Search This Blog

Monday, March 9, 2015

Reading all the spreadsheets in a folder, and all sheets in each spreadsheet using Pentaho Data Integration

About this post

This post, outlines the steps needed to read all Excel spreadsheets in a folder using Pentaho Data Integration. This post was part of a larger transformation that I was building, but this one step is large enough and important enough to warrant its own post. 

Let's get started...

Reading all the spreadsheets in the folder

The first step is to read all the spreadsheets in a folder is to use a Microsoft Excel Input Transformer from the Input Group on the Design tab on the left, by dragging it on the main page.



By right-clicking on the newly added transformer (Edit step), we need to set the following in the dialog box that pops up.

1. Navigate to "Files" tab.

On this dialog box, I left the spreadsheet engine as Excel 97-2003 (JXL).

2. File or Directory: Enter the name of the folder in which the Excel files reside by clicking on Browse.

3. Regular Expression: Enter a regular expression to select the files you want. In my case since I want all Excel files, my regular expression looks for all the *_star.xls files in the folder.

4. Click on "Add" button next to Files or Directory input box.

5. Click on "Show Filename(s)" button to ensure the correct files are being selected.



Next step is to read all sheets in each selected spreadsheet.

Reading all sheets in each file

For this, do the following steps:

1. Click on the "Sheets" tab

2. List of sheets to read: Leave the Sheet Name as blank and enter Start Row and Start Column as 0.




Reading the header information


Next, navigate to the Content tab.

Enable the following:

1. Header
2. No Empty rows
3. Stop on empty row
4. Add filenames to result.




Reading consistent fields across multiple sheets


Next, navigate to the Fields tab.

1. Click on "Get fields from header row".

2. This will get duplicate values for all fields across all sheets, as shown in the first screenshot below.

3. Delete all additional field names (shown on the screenshot as XXX_1 and beyond), to get the final list of fields.


Here is the final list of fields after deleting the extra ones.

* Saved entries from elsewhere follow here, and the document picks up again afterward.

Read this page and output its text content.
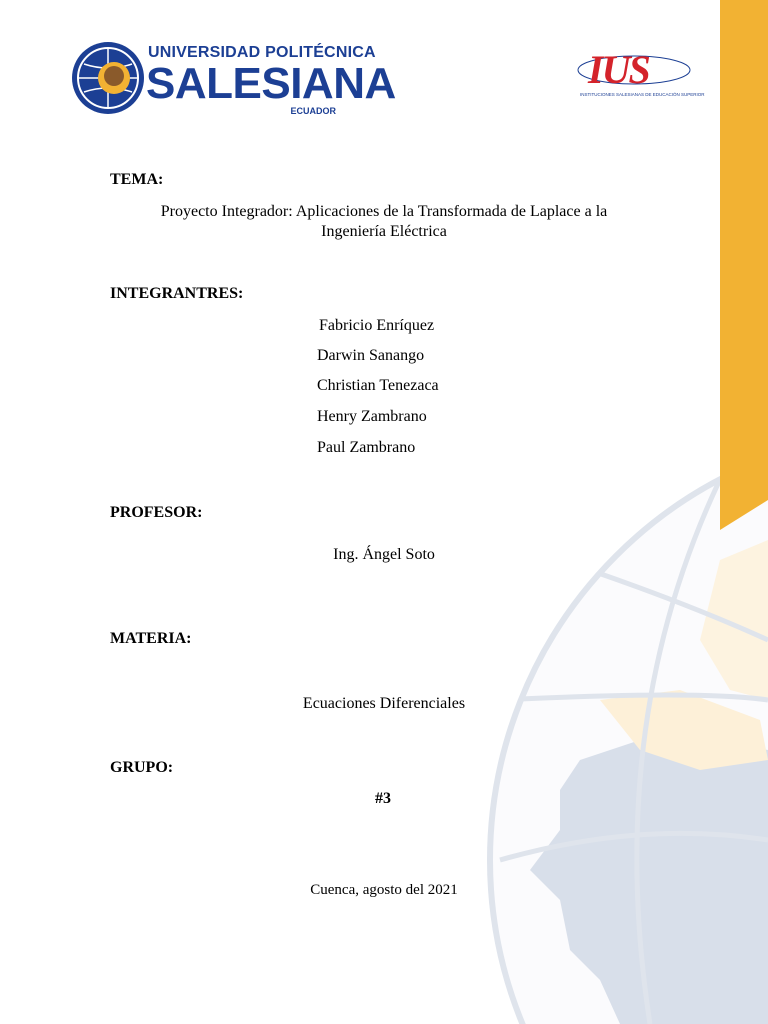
UNIVERSIDAD POLITÉCNICA
SALESIANA
ECUADOR
IUS
INSTITUCIONES SALESIANAS DE EDUCACIÓN SUPERIOR
TEMA:
Proyecto Integrador: Aplicaciones de la Transformada de Laplace a la
Ingeniería Eléctrica
INTEGRANTRES:
Fabricio Enríquez
Darwin Sanango
Christian Tenezaca
Henry Zambrano
Paul Zambrano
PROFESOR:
Ing. Ángel Soto
MATERIA:
Ecuaciones Diferenciales
GRUPO:
#3
Cuenca, agosto del 2021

Next, we need to add some additional input fields, that we may need in our transformation.

I added Full filename field, as well as Sheetname field.


Finally, click "OK" to continue.


2 comments:

Anonymous said...

Hi,
Thanks for the detailed steps. Can ypu please elaborate the Regular expression? I am trying to get excel files in a folder but I keep getting an error "No files found! Please check filename/directory and regular expression options". Please suggest a solution?

awachs said...

I just clarified the regular expression. Essentially you want to filter for which files you want to read. In my case, if you check the screenshot, I wanted to read all .xls or .xlsx files that matched *_star.xls.